Michel Matthias · Ständerat · 2020-09-24
Michel Matthias · Ständerat · Zug · FDP-Liberale Fraktion · 2020-09-24
Wortprotokoll
Unsere Kommission hat gestern die letzten beiden Differenzen bereinigt; diese sind im Bundesbeschluss 6 und im Bundesbeschluss 10 zu finden.
Ich komme zuerst zur Vorlage 6, zum Bundesbeschluss über einen Zahlungsrahmen für Finanzhilfen des Bundesamtes für Kultur. Beide Räte wollen hier den Zahlungsrahmen erhöhen, aber in unterschiedlicher Art; der Nationalrat um 1,2 Millionen Franken zugunsten der Institution Memoriav, der Ständerat um 0,8 Millionen Franken zugunsten der Fotostiftung.
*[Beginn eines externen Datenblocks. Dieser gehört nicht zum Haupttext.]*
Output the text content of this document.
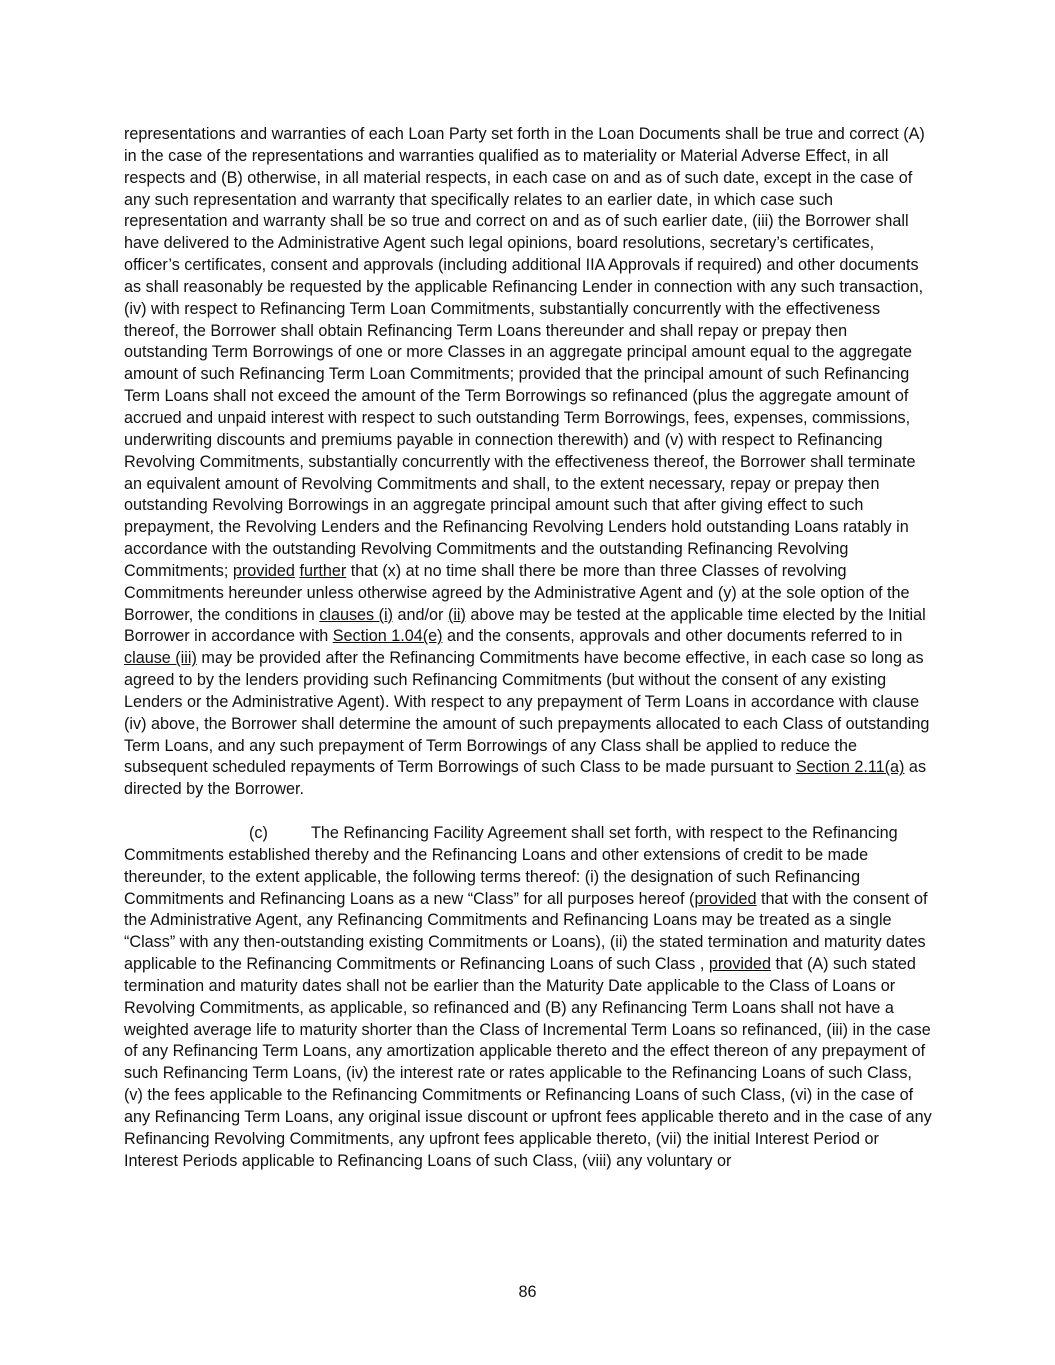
representations and warranties of each Loan Party set forth in the Loan Documents shall be true and correct (A) in the case of the representations and warranties qualified as to materiality or Material Adverse Effect, in all respects and (B) otherwise, in all material respects, in each case on and as of such date, except in the case of any such representation and warranty that specifically relates to an earlier date, in which case such representation and warranty shall be so true and correct on and as of such earlier date, (iii) the Borrower shall have delivered to the Administrative Agent such legal opinions, board resolutions, secretary’s certificates, officer’s certificates, consent and approvals (including additional IIA Approvals if required) and other documents as shall reasonably be requested by the applicable Refinancing Lender in connection with any such transaction, (iv) with respect to Refinancing Term Loan Commitments, substantially concurrently with the effectiveness thereof, the Borrower shall obtain Refinancing Term Loans thereunder and shall repay or prepay then outstanding Term Borrowings of one or more Classes in an aggregate principal amount equal to the aggregate amount of such Refinancing Term Loan Commitments; provided that the principal amount of such Refinancing Term Loans shall not exceed the amount of the Term Borrowings so refinanced (plus the aggregate amount of accrued and unpaid interest with respect to such outstanding Term Borrowings, fees, expenses, commissions, underwriting discounts and premiums payable in connection therewith) and (v) with respect to Refinancing Revolving Commitments, substantially concurrently with the effectiveness thereof, the Borrower shall terminate an equivalent amount of Revolving Commitments and shall, to the extent necessary, repay or prepay then outstanding Revolving Borrowings in an aggregate principal amount such that after giving effect to such prepayment, the Revolving Lenders and the Refinancing Revolving Lenders hold outstanding Loans ratably in accordance with the outstanding Revolving Commitments and the outstanding Refinancing Revolving Commitments; provided further that (x) at no time shall there be more than three Classes of revolving Commitments hereunder unless otherwise agreed by the Administrative Agent and (y) at the sole option of the Borrower, the conditions in clauses (i) and/or (ii) above may be tested at the applicable time elected by the Initial Borrower in accordance with Section 1.04(e) and the consents, approvals and other documents referred to in clause (iii) may be provided after the Refinancing Commitments have become effective, in each case so long as agreed to by the lenders providing such Refinancing Commitments (but without the consent of any existing Lenders or the Administrative Agent). With respect to any prepayment of Term Loans in accordance with clause (iv) above, the Borrower shall determine the amount of such prepayments allocated to each Class of outstanding Term Loans, and any such prepayment of Term Borrowings of any Class shall be applied to reduce the subsequent scheduled repayments of Term Borrowings of such Class to be made pursuant to Section 2.11(a) as directed by the Borrower.

(c)	The Refinancing Facility Agreement shall set forth, with respect to the Refinancing Commitments established thereby and the Refinancing Loans and other extensions of credit to be made thereunder, to the extent applicable, the following terms thereof: (i) the designation of such Refinancing Commitments and Refinancing Loans as a new “Class” for all purposes hereof (provided that with the consent of the Administrative Agent, any Refinancing Commitments and Refinancing Loans may be treated as a single “Class” with any then-outstanding existing Commitments or Loans), (ii) the stated termination and maturity dates applicable to the Refinancing Commitments or Refinancing Loans of such Class , provided that (A) such stated termination and maturity dates shall not be earlier than the Maturity Date applicable to the Class of Loans or Revolving Commitments, as applicable, so refinanced and (B) any Refinancing Term Loans shall not have a weighted average life to maturity shorter than the Class of Incremental Term Loans so refinanced, (iii) in the case of any Refinancing Term Loans, any amortization applicable thereto and the effect thereon of any prepayment of such Refinancing Term Loans, (iv) the interest rate or rates applicable to the Refinancing Loans of such Class, (v) the fees applicable to the Refinancing Commitments or Refinancing Loans of such Class, (vi) in the case of any Refinancing Term Loans, any original issue discount or upfront fees applicable thereto and in the case of any Refinancing Revolving Commitments, any upfront fees applicable thereto, (vii) the initial Interest Period or Interest Periods applicable to Refinancing Loans of such Class, (viii) any voluntary or

86
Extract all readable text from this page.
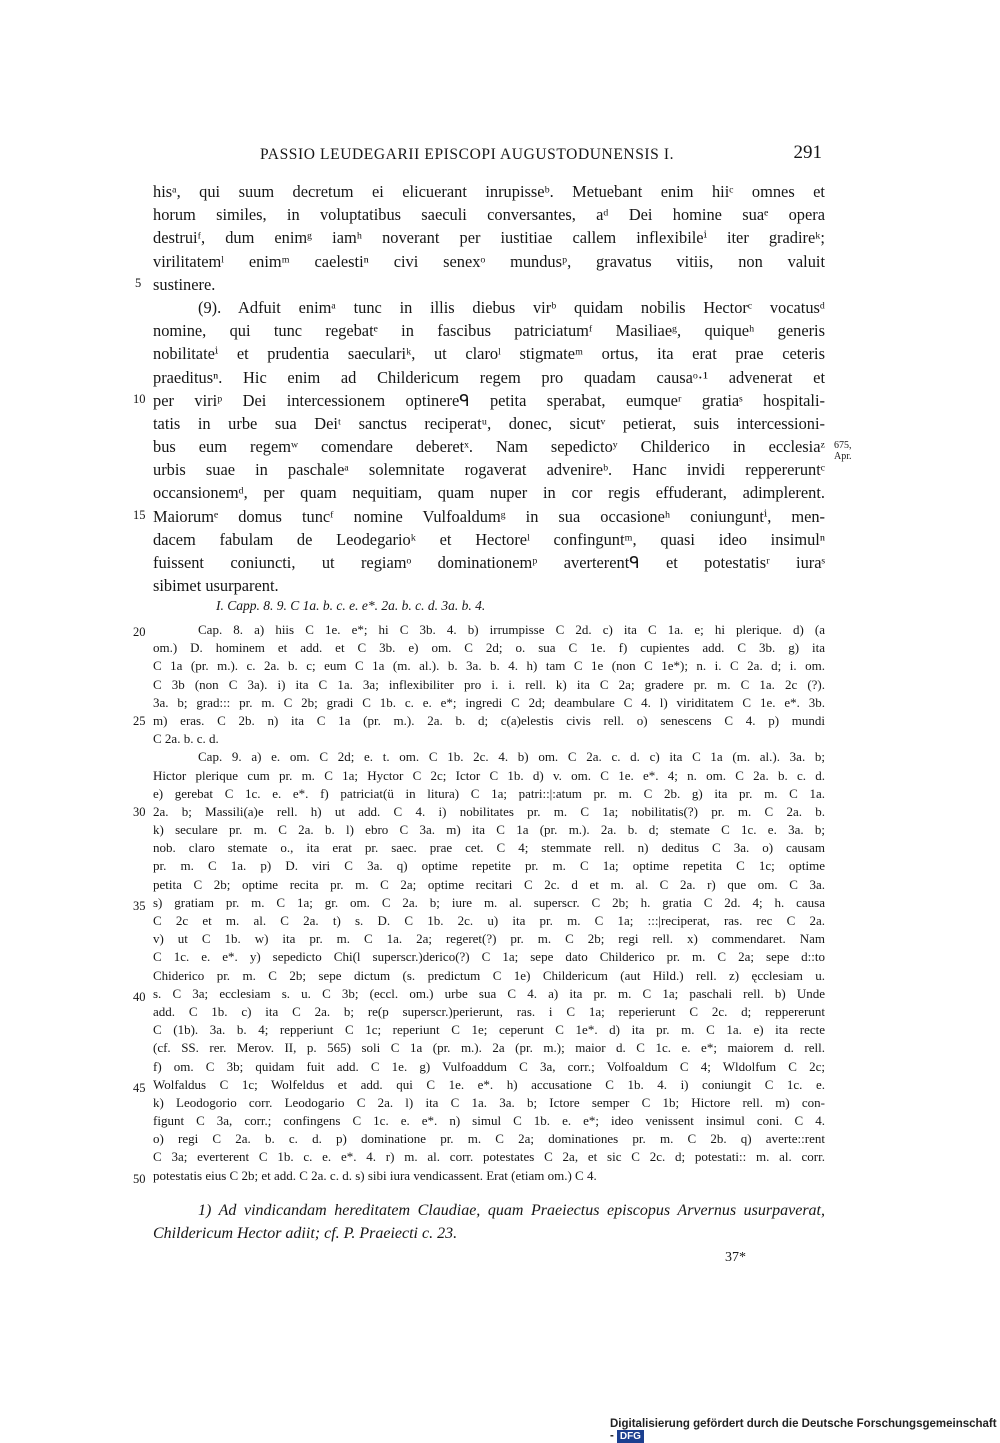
PASSIO LEUDEGARII EPISCOPI AUGUSTODUNENSIS I.	291
hisᵃ, qui suum decretum ei elicuerant inrupisseᵇ. Metuebant enim hiiᶜ omnes et
horum similes, in voluptatibus saeculi conversantes, aᵈ Dei homine suaᵉ opera
destruiᶠ, dum enimᵍ iamʰ noverant per iustitiae callem inflexibileⁱ iter gradireᵏ;
virilitatemˡ enimᵐ caelestiⁿ civi senexᵒ mundusᵖ, gravatus vitiis, non valuit
sustinere.
(9). Adfuit enimᵃ tunc in illis diebus virᵇ quidam nobilis Hectorᶜ vocatusᵈ
nomine, qui tunc regebatᵉ in fascibus patriciatumᶠ Masiliaeᵍ, quiqueʰ generis
nobilitateⁱ et prudentia saeculariᵏ, ut claroˡ stigmateᵐ ortus, ita erat prae ceteris
praeditusⁿ. Hic enim ad Childericum regem pro quadam causaᵒ·¹ advenerat et
per viriᵖ Dei intercessionem optinereᑫ petita sperabat, eumqueʳ gratiaˢ hospitali-
tatis in urbe sua Deiᵗ sanctus reciperatᵘ, donec, sicutᵛ petierat, suis intercessioni-
bus eum regemʷ comendare deberetˣ. Nam sepedictoʸ Childerico in ecclesiaᶻ
urbis suae in paschaleᵃ solemnitate rogaverat advenireᵇ. Hanc invidi reppereruntᶜ
occansionemᵈ, per quam nequitiam, quam nuper in cor regis effuderant, adimplerent.
Maiorumᵉ domus tuncᶠ nomine Vulfoaldumᵍ in sua occasioneʰ coniunguntⁱ, men-
dacem fabulam de Leodegarioᵏ et Hectoreˡ confinguntᵐ, quasi ideo insimulⁿ
fuissent coniuncti, ut regiamᵒ dominationemᵖ averterentᑫ et potestatisʳ iuraˢ
sibimet usurparent.
5
10
15
675,
Apr.
I. Capp. 8. 9. C 1a. b. c. e. e*. 2a. b. c. d. 3a. b. 4.
Cap. 8. a) hiis C 1e. e*; hi C 3b. 4. b) irrumpisse C 2d. c) ita C 1a. e; hi plerique. d) (a
om.) D. hominem et add. et C 3b. e) om. C 2d; o. sua C 1e. f) cupientes add. C 3b. g) ita
C 1a (pr. m.). c. 2a. b. c; eum C 1a (m. al.). b. 3a. b. 4. h) tam C 1e (non C 1e*); n. i. C 2a. d; i. om.
C 3b (non C 3a). i) ita C 1a. 3a; inflexibiliter pro i. i. rell. k) ita C 2a; gradere pr. m. C 1a. 2c (?).
3a. b; grad::: pr. m. C 2b; gradi C 1b. c. e. e*; ingredi C 2d; deambulare C 4. l) viriditatem C 1e. e*. 3b.
m) eras. C 2b. n) ita C 1a (pr. m.). 2a. b. d; c(a)elestis civis rell. o) senescens C 4. p) mundi
C 2a. b. c. d.
Cap. 9. a) e. om. C 2d; e. t. om. C 1b. 2c. 4. b) om. C 2a. c. d. c) ita C 1a (m. al.). 3a. b;
Hictor plerique cum pr. m. C 1a; Hyctor C 2c; Ictor C 1b. d) v. om. C 1e. e*. 4; n. om. C 2a. b. c. d.
e) gerebat C 1c. e. e*. f) patriciat(ü in litura) C 1a; patri::|:atum pr. m. C 2b. g) ita pr. m. C 1a.
2a. b; Massili(a)e rell. h) ut add. C 4. i) nobilitates pr. m. C 1a; nobilitatis(?) pr. m. C 2a. b.
k) seculare pr. m. C 2a. b. l) ebro C 3a. m) ita C 1a (pr. m.). 2a. b. d; stemate C 1c. e. 3a. b;
nob. claro stemate o., ita erat pr. saec. prae cet. C 4; stemmate rell. n) deditus C 3a. o) causam
pr. m. C 1a. p) D. viri C 3a. q) optime repetite pr. m. C 1a; optime repetita C 1c; optime
petita C 2b; optime recita pr. m. C 2a; optime recitari C 2c. d et m. al. C 2a. r) que om. C 3a.
s) gratiam pr. m. C 1a; gr. om. C 2a. b; iure m. al. superscr. C 2b; h. gratia C 2d. 4; h. causa
C 2c et m. al. C 2a. t) s. D. C 1b. 2c. u) ita pr. m. C 1a; :::|reciperat, ras. rec C 2a.
v) ut C 1b. w) ita pr. m. C 1a. 2a; regeret(?) pr. m. C 2b; regi rell. x) commendaret. Nam
C 1c. e. e*. y) sepedicto Chi(l superscr.)derico(?) C 1a; sepe dato Childerico pr. m. C 2a; sepe d::to
Chiderico pr. m. C 2b; sepe dictum (s. predictum C 1e) Childericum (aut Hild.) rell. z) ęcclesiam u.
s. C 3a; ecclesiam s. u. C 3b; (eccl. om.) urbe sua C 4. a) ita pr. m. C 1a; paschali rell. b) Unde
add. C 1b. c) ita C 2a. b; re(p superscr.)perierunt, ras. i C 1a; reperierunt C 2c. d; reppererunt
C (1b). 3a. b. 4; repperiunt C 1c; reperiunt C 1e; ceperunt C 1e*. d) ita pr. m. C 1a. e) ita recte
(cf. SS. rer. Merov. II, p. 565) soli C 1a (pr. m.). 2a (pr. m.); maior d. C 1c. e. e*; maiorem d. rell.
f) om. C 3b; quidam fuit add. C 1e. g) Vulfoaddum C 3a, corr.; Volfoaldum C 4; Wldolfum C 2c;
Wolfaldus C 1c; Wolfeldus et add. qui C 1e. e*. h) accusatione C 1b. 4. i) coniungit C 1c. e.
k) Leodogorio corr. Leodogario C 2a. l) ita C 1a. 3a. b; Ictore semper C 1b; Hictore rell. m) con-
figunt C 3a, corr.; confingens C 1c. e. e*. n) simul C 1b. e. e*; ideo venissent insimul coni. C 4.
o) regi C 2a. b. c. d. p) dominatione pr. m. C 2a; dominationes pr. m. C 2b. q) averte::rent
C 3a; everterent C 1b. c. e. e*. 4. r) m. al. corr. potestates C 2a, et sic C 2c. d; potestati:: m. al. corr.
potestatis eius C 2b; et add. C 2a. c. d. s) sibi iura vendicassent. Erat (etiam om.) C 4.
20
25
30
35
40
45
50
1) Ad vindicandam hereditatem Claudiae, quam Praeiectus episcopus Arvernus usurpaverat,
Childericum Hector adiit; cf. P. Praeiecti c. 23.
37*
Digitalisierung gefördert durch die Deutsche Forschungsgemeinschaft - DFG
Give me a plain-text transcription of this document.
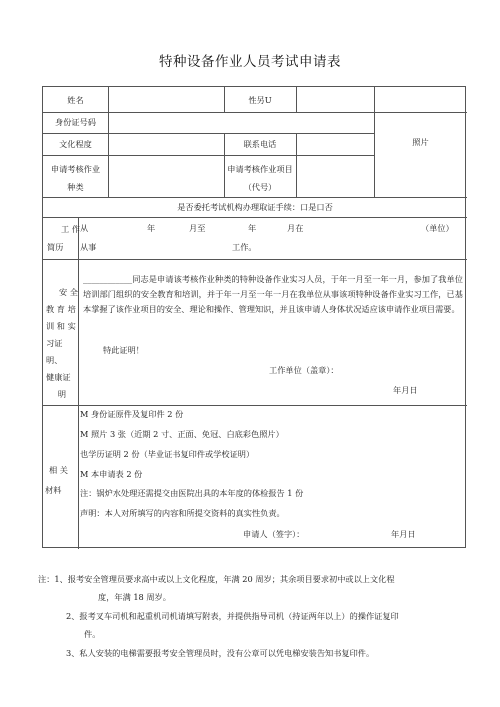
特种设备作业人员考试申请表
姓名	性另U
身份证号码
文化程度	联系电话	照片
申请考核作业
种类
申请考核作业项目
（代号）
是否委托考试机构办理取证手续：口是口否
工 作
简历
从	年	月至	年	月在	（单位）
从事	工作。
安 全
教 育 培
训 和 实
习证明、
健康证
明
____________同志是申请该考核作业种类的特种设备作业实习人员，于年一月至一年一月，参加了我单位培训部门组织的安全教育和培训，并于年一月至一年一月在我单位从事该项特种设备作业实习工作，已基本掌握了该作业项目的安全、理论和操作、管理知识，并且该申请人身体状况适应该申请作业项目需要。
特此证明！
工作单位（盖章）：
年月日
相 关
材料
M 身份证原件及复印件 2 份
M 照片 3 张（近期 2 寸、正面、免冠、白底彩色照片）
也学历证明 2 份（毕业证书复印件或学校证明）
M 本申请表 2 份
注：锅炉水处理还需提交由医院出具的本年度的体检报告 1 份
声明：本人对所填写的内容和所提交资料的真实性负责。
申请人（签字）：	年月日
注：1、报考安全管理员要求高中或以上文化程度，年满 20 周岁；其余项目要求初中或以上文化程
度，年满 18 周岁。
2、报考叉车司机和起重机司机请填写附表，并提供指导司机（持证两年以上）的操作证复印
件。
3、私人安装的电梯需要报考安全管理员时，没有公章可以凭电梯安装告知书复印件。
Unsere Kommission kann sich betreffend den Zahlungsrahmen von insgesamt 146,3 Millionen Franken dem Nationalrat anschliessen und beantragt Ihnen diesen Zahlungsrahmen. Unsere Hauptdiskussion in der Kommission drehte sich darum, welcher der beiden vorgenannten Institutionen diese Erhöhung um insgesamt 1,2 Millionen Franken gegenüber dem Entwurf des Bundesrates zukommen soll. Wir erachteten es in der Kommission nicht als stufengerecht, hier die Feinallokation an diese beiden Institutionen vorzunehmen, sondern möchten das dem Bundesrat überlassen. Rechtlich ist es ja so, dass das Parlament den Zahlungsrahmen verbindlich vorgibt. Unsere Erhöhungsanträge erscheinen jeweils kursiv in Klammern; diese Klammern sind Lesehilfen, wie wir die entsprechenden Erhöhungen begründen. Hier hat unsere Kommission eine gegenüber dem Nationalrat erweiterte Interpretation. Die 1,2 Millionen Franken sollen beiden Institutionen zukommen, entsprechend den mit dem Bundesamt für Kultur auszuhandelnden Leistungsaufträgen. Das bedeutet zum Beispiel für die Fotostiftung, dass neben den vom Bundesrat ohnehin schon zugesprochenen zusätzlichen 200[NB]000 Franken jährlich, welche für die Infrastruktur verwendet werden, auch ergänzende Mittel für Sammlungen, insbesondere für deren Digitalisierung, eingesetzt werden können.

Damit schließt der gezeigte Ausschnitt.